Asanace - the Communists' infamous clearance operation - left indelible stain on dissidents' lives

Almost thirty years have passed since communist Czechoslovakia's secret police first masterminded their infamous Asanace campaign - a clearance operation that used intimidation, mental and physical abuse, even torture - to get Czechoslovak dissidents to flee the country. In 2002, three officials received suspended sentences for their involvement in the campaign, while two received three-year sentences. The verdicts were later overturned on a technicality, only to be reinstated once again by a Prague court this week. With the jail sentences one episode may be over, but, as Jan Velinger now reports, the case is hardly at an end.

Jiri Simak and Zbynek Dudek, two former members of communist Czechoslovakia's StB, the secret police, were sentenced on Monday to three years in prison for their roles in the Asanace campaign. Is it enough? The state attorney doesn't think so: immediately upon hearing the verdict the prosecution put forward an appeal, in the hope of seeking a stiffer sentence for the former agents' alleged crimes.

In 1981, Mr Simak and Mr Dudek allegedly attacked one dissident during an interrogation at the former secret police headquarters in Prague, choking the man with a wet towel until he lost consciousness. In another incident later that year, both agents were also involved in breaking into an apartment belonging to dissident Zina Freundova, who they threatened and beat up. She consequently fled the country in fear of further persecution and even for her life.

Says Pavel Zacek, a specialist from Prague's Institute for Contemporary History, Freundova's case was not isolated by any means.

"Under the direction of the Central Committee of the Communist Party the heads of the secret police made a list of people opposing the regime, especially people who signed Charter 77, almost 80 people who they wanted to force out of the country. All steps of the operation were made by regional units of the Czechoslovak secret police state security."

The Asanace campaign primarily targeted critics of the regime, especially those who signed the Charta 77 human rights charter. Many prominent Czechs did leave Czechoslovakia - terrorised until they cut their losses and left their lives here behind.

Famous cases were those of writer Pavel Kohout, actor Pavel Landovsky, and writer - now rabbi - Karol Siddon.
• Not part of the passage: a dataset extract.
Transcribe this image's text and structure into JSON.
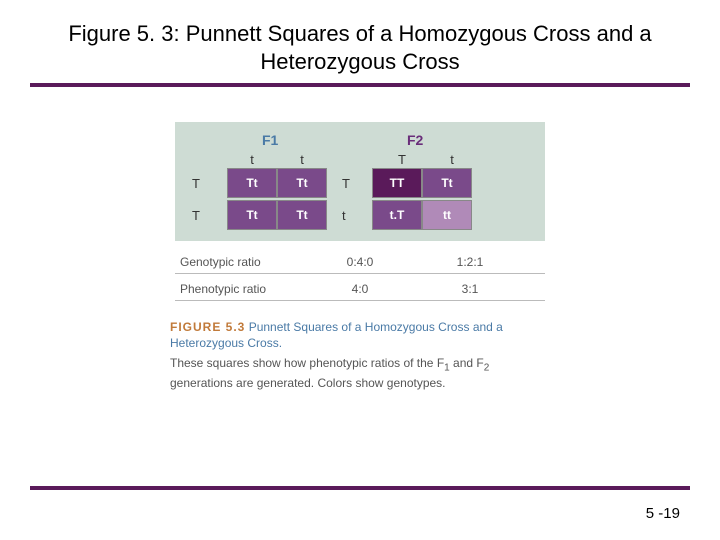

But other prominent dissidents who were forced to leave included the family of Marek Tomin, a Greenpeace coordinator today who was just a child when he witnessed the persecution of his parents.

His mother, Zdena Tominova, was the spokeswoman for Charter 77, his father, Julius, an important philosopher.

According to Marek Tomin those days were a world away, indeed.

"It was certainly a time very different from the one we're living in now. I mean, we are living in very sunny times - those were times that were very dark. Certainly everyone that was involved in the dissident movement, and that included the families of dissidents, were under this 'blanket'. We had state security - StB - surveillance for 24 hours a day directly in front of the door to our flat. We had friends of ours - the Benda family - who were sentenced to four-and-a-half years in the 1970s, and I was constantly expecting my parents to go on trial and to be sentenced to prison. As kids we faced that threat for our parents going to prison, simply for saying what they thought was right, and that human rights were important."

So, while the trial of Jiri Simak and Zbynek Dudek continues, is it enough, given how few were brought to justice overall? And, have Czechs really come to terms with this ignoble chapter in their recent past? Marek Tomin once more:

"I don't think that Czechs have properly come to terms with the whole post-68 era. I think that's one of the things that are very much lacking in Czech society today. I mean, it's too little a little too late. In general, Czech society hasn't really come to terms."